Mein Vater war Dramaturg und ist so praktisch mit dem Theater groß geworden. Die meisten "Theaterkinder" tendieren in dieselbe Richtung wie ihre Eltern. Wenn man erst einmal in diese Atmosphäre eintaucht, ist es sehr schwierig, das gegen andere Welten einzutauschen.
Insbesondere das Fernsehen zeichnet oft ein negatives Unternehmerbild. Wie ist das im Theater?
Im Theater ist die Sichtweise sehr viel differenzierter. Nehmen Sie etwa Shakespeare: Im "Kaufmann von Venedig" ist Shylock auf den ersten Blick negativ gezeichnet. Tatsächlich ist aber auch hier bereits die Sichtweise äußerst komplex. Die meisten Dramatiker erarbeiten eher ein ambivalentes Bild des Kaufmanns. In Henrik Ibsens Werk "Ein Volksfeind" zum Beispiel wird der Unternehmer zwar durchaus kritisch, aber nicht plakativ als "das Böse", sondern als komplexer Charakter dargestellt.

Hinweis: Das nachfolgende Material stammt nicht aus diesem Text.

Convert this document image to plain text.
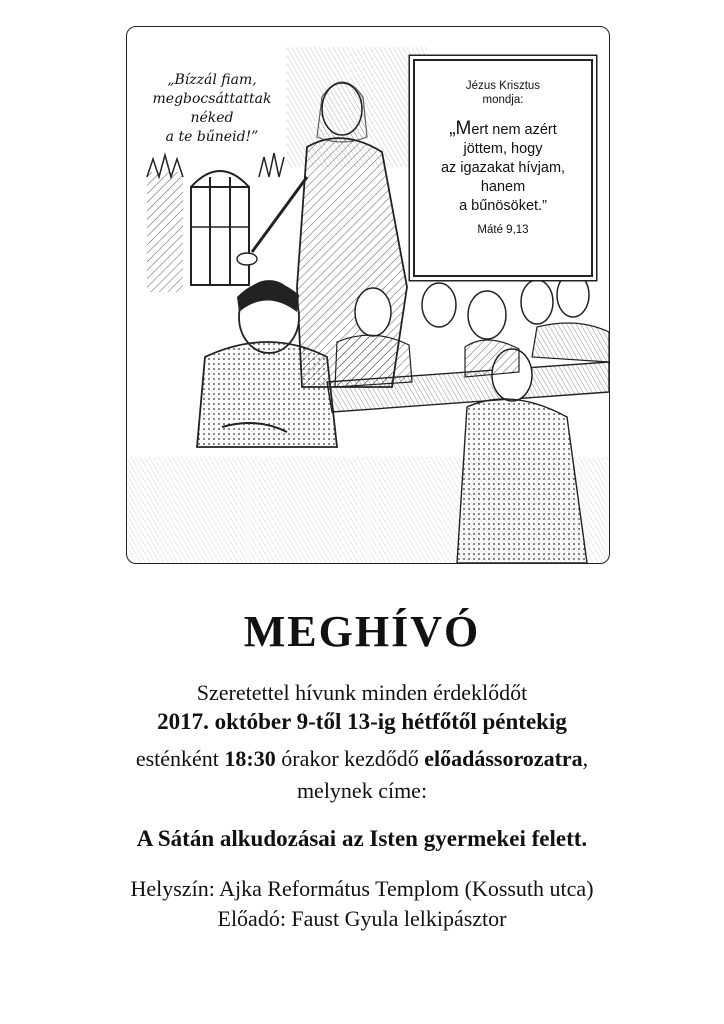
„Bízzál fiam,
megbocsáttattak néked
a te bűneid!”
Jézus Krisztus
mondja:
„Mert nem azért
jöttem, hogy
az igazakat hívjam,
hanem
a bűnösöket.”
Máté 9,13
MEGHÍVÓ
Szeretettel hívunk minden érdeklődőt
2017. október 9-től 13-ig hétfőtől péntekig
esténként 18:30 órakor kezdődő előadássorozatra,
melynek címe:
A Sátán alkudozásai az Isten gyermekei felett.
Helyszín: Ajka Református Templom (Kossuth utca)
Előadó: Faust Gyula lelkipásztor
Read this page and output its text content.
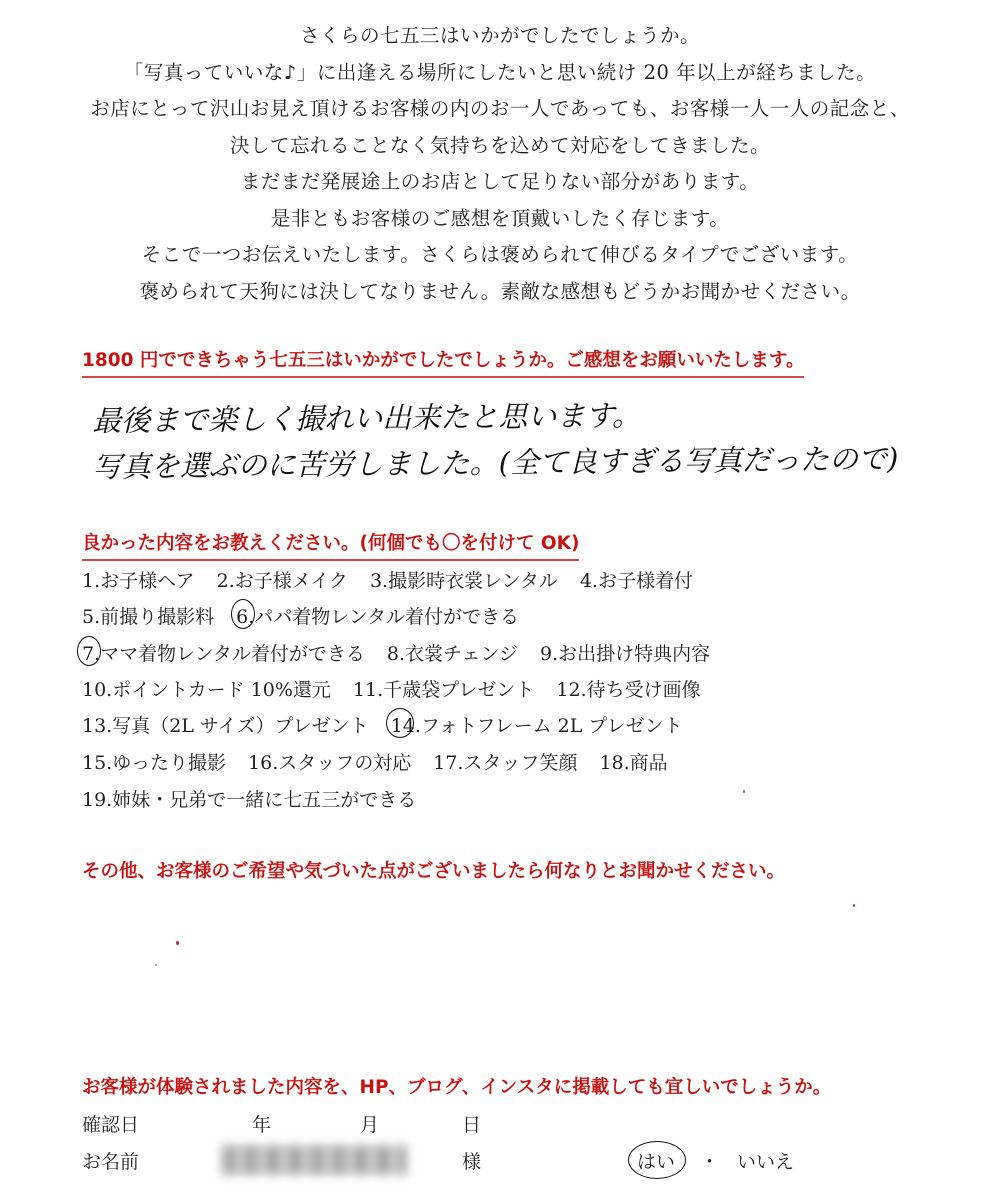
さくらの七五三はいかがでしたでしょうか。
「写真っていいな♪」に出逢える場所にしたいと思い続け 20 年以上が経ちました。
お店にとって沢山お見え頂けるお客様の内のお一人であっても、お客様一人一人の記念と、
決して忘れることなく気持ちを込めて対応をしてきました。
まだまだ発展途上のお店として足りない部分があります。
是非ともお客様のご感想を頂戴いしたく存じます。
そこで一つお伝えいたします。さくらは褒められて伸びるタイプでございます。
褒められて天狗には決してなりません。素敵な感想もどうかお聞かせください。
1800 円でできちゃう七五三はいかがでしたでしょうか。ご感想をお願いいたします。
最後まで楽しく撮れい出来たと思います。
写真を選ぶのに苦労しました。(全て良すぎる写真だったので)
良かった内容をお教えください。(何個でも〇を付けて OK)
1.お子様ヘア 2.お子様メイク 3.撮影時衣裳レンタル 4.お子様着付
5.前撮り撮影料 6.パパ着物レンタル着付ができる
7.ママ着物レンタル着付ができる 8.衣裳チェンジ 9.お出掛け特典内容
10.ポイントカード 10%還元 11.千歳袋プレゼント 12.待ち受け画像
13.写真（2L サイズ）プレゼント 14.フォトフレーム 2L プレゼント
15.ゆったり撮影 16.スタッフの対応 17.スタッフ笑顔 18.商品
19.姉妹・兄弟で一緒に七五三ができる
その他、お客様のご希望や気づいた点がございましたら何なりとお聞かせください。
お客様が体験されました内容を、HP、ブログ、インスタに掲載しても宜しいでしょうか。
確認日	年	月	日
お名前	様	はい ・ いいえ
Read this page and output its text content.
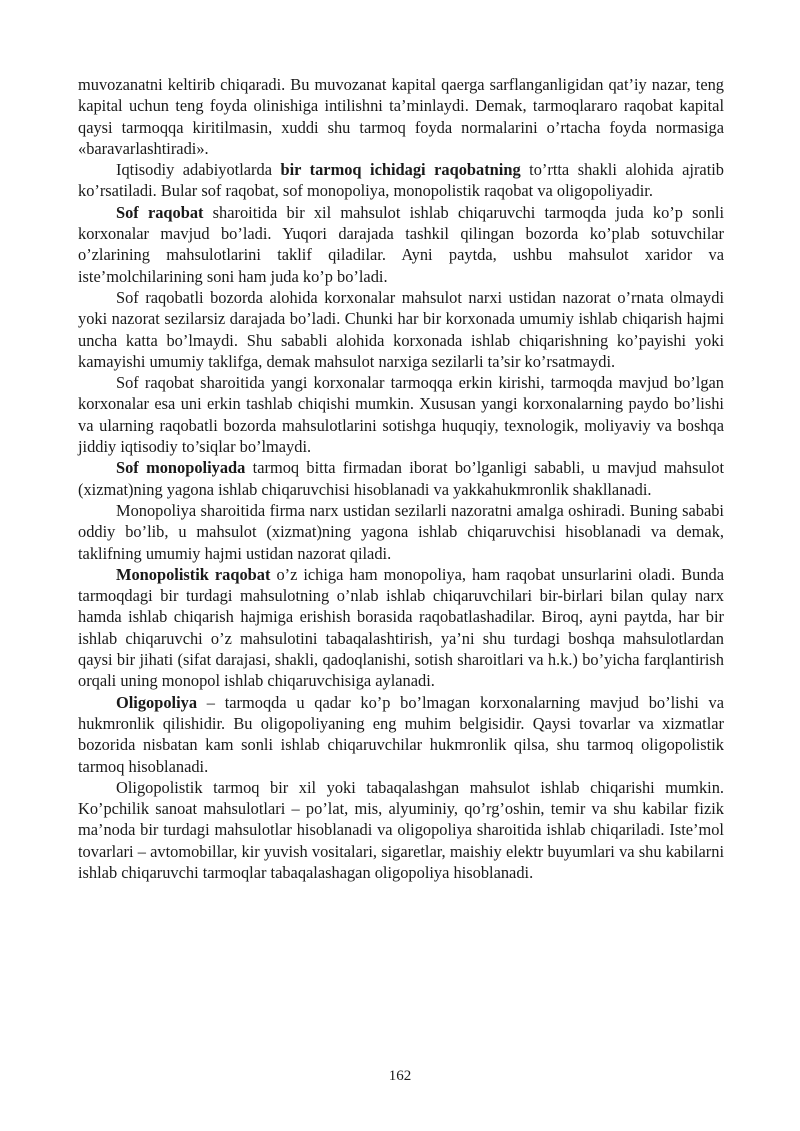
muvozanatni keltirib chiqaradi. Bu muvozanat kapital qaerga sarflanganligidan qat’iy nazar, teng kapital uchun teng foyda olinishiga intilishni ta’minlaydi. Demak, tarmoqlararo raqobat kapital qaysi tarmoqqa kiritilmasin, xuddi shu tarmoq foyda normalarini o’rtacha foyda normasiga «baravarlashtiradi».

Iqtisodiy adabiyotlarda bir tarmoq ichidagi raqobatning to’rtta shakli alohida ajratib ko’rsatiladi. Bular sof raqobat, sof monopoliya, monopolistik raqobat va oligopoliyadir.

Sof raqobat sharoitida bir xil mahsulot ishlab chiqaruvchi tarmoqda juda ko’p sonli korxonalar mavjud bo’ladi. Yuqori darajada tashkil qilingan bozorda ko’plab sotuvchilar o’zlarining mahsulotlarini taklif qiladilar. Ayni paytda, ushbu mahsulot xaridor va iste’molchilarining soni ham juda ko’p bo’ladi.

Sof raqobatli bozorda alohida korxonalar mahsulot narxi ustidan nazorat o’rnata olmaydi yoki nazorat sezilarsiz darajada bo’ladi. Chunki har bir korxonada umumiy ishlab chiqarish hajmi uncha katta bo’lmaydi. Shu sababli alohida korxonada ishlab chiqarishning ko’payishi yoki kamayishi umumiy taklifga, demak mahsulot narxiga sezilarli ta’sir ko’rsatmaydi.

Sof raqobat sharoitida yangi korxonalar tarmoqqa erkin kirishi, tarmoqda mavjud bo’lgan korxonalar esa uni erkin tashlab chiqishi mumkin. Xususan yangi korxonalarning paydo bo’lishi va ularning raqobatli bozorda mahsulotlarini sotishga huquqiy, texnologik, moliyaviy va boshqa jiddiy iqtisodiy to’siqlar bo’lmaydi.

Sof monopoliyada tarmoq bitta firmadan iborat bo’lganligi sababli, u mavjud mahsulot (xizmat)ning yagona ishlab chiqaruvchisi hisoblanadi va yakkahukmronlik shakllanadi.

Monopoliya sharoitida firma narx ustidan sezilarli nazoratni amalga oshiradi. Buning sababi oddiy bo’lib, u mahsulot (xizmat)ning yagona ishlab chiqaruvchisi hisoblanadi va demak, taklifning umumiy hajmi ustidan nazorat qiladi.

Monopolistik raqobat o’z ichiga ham monopoliya, ham raqobat unsurlarini oladi. Bunda tarmoqdagi bir turdagi mahsulotning o’nlab ishlab chiqaruvchilari bir-birlari bilan qulay narx hamda ishlab chiqarish hajmiga erishish borasida raqobatlashadilar. Biroq, ayni paytda, har bir ishlab chiqaruvchi o’z mahsulotini tabaqalashtirish, ya’ni shu turdagi boshqa mahsulotlardan qaysi bir jihati (sifat darajasi, shakli, qadoqlanishi, sotish sharoitlari va h.k.) bo’yicha farqlantirish orqali uning monopol ishlab chiqaruvchisiga aylanadi.

Oligopoliya – tarmoqda u qadar ko’p bo’lmagan korxonalarning mavjud bo’lishi va hukmronlik qilishidir. Bu oligopoliyaning eng muhim belgisidir. Qaysi tovarlar va xizmatlar bozorida nisbatan kam sonli ishlab chiqaruvchilar hukmronlik qilsa, shu tarmoq oligopolistik tarmoq hisoblanadi.

Oligopolistik tarmoq bir xil yoki tabaqalashgan mahsulot ishlab chiqarishi mumkin. Ko’pchilik sanoat mahsulotlari – po’lat, mis, alyuminiy, qo’rg’oshin, temir va shu kabilar fizik ma’noda bir turdagi mahsulotlar hisoblanadi va oligopoliya sharoitida ishlab chiqariladi. Iste’mol tovarlari – avtomobillar, kir yuvish vositalari, sigaretlar, maishiy elektr buyumlari va shu kabilarni ishlab chiqaruvchi tarmoqlar tabaqalashagan oligopoliya hisoblanadi.

162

Wie hat sich das Bild des Unternehmers im Theater im Laufe der Zeit verändert?
In den 20er-Jahren gab es etwa durch Bertolt Brecht eine sehr kritische Auseinandersetzung mit dem Kapitalismus, der in seiner nackten Form ja tatsächlich nicht unbedingt ein menschliches Schild vor sich trägt. Auch in den 70er- und 80er-Jahren war es noch recht beliebt, dem Unternehmer einen negativen Charakter zu verleihen. Mittlerweile hat sich das grundlegend geändert. Das liegt zum einen daran, dass die Mittelschicht gewachsen und dadurch die Differenz zwischen Unternehmer und Gesellschaft nicht mehr so groß ist. Auch die Globalisierung hat das Ihre getan. Zwar finden noch immer kritische Auseinandersetzungen statt, aber nicht mehr mit dem Unternehmer als Person, sondern eher mit übergeordneten, "unheimlichen" Mächten. Zudem gibt es etwa durch Kultursponsoring einen starken Schulterschluss zwischen Kunst und Wirtschaft.
Inwieweit tragen die Medien und insbesondere das Theater zur Entstehung eines Bildes bestimmter Personengruppen in der Öffentlichkeit bei?
Karasek: Vor allem das Fernsehen spielt hier aus meiner Sicht eine sehr große Rolle. Aber natürlich haben auch andere Kulturformen wie etwa das Theater Einfluss. Ich habe aber den Eindruck, dass das politische Theater in den vergangenen zehn Jahren stark zurückgegangen ist. Es gibt noch immer engagierte gesellschaftskritische Theatermacher, aber auch hier hat ein Wandel stattgefunden. Während das politische Theater der 60er und 70er noch sehr plakativ das Bild des "Bösen mit der Aktentasche" gezeichnet hat, findet heute eine deutlich größere ästhetische Differenzierung statt. Schwarz-Weiß-Malerei wird im Theater generell eher als langweilig und unintelligent gesehen.
Sie sprachen über einen stärkeren Schulterschluss zwischen Kunst und Wirtschaft. Welche Rolle spielt das Theater Kiel für die regionale Wirtschaft und umgekehrt?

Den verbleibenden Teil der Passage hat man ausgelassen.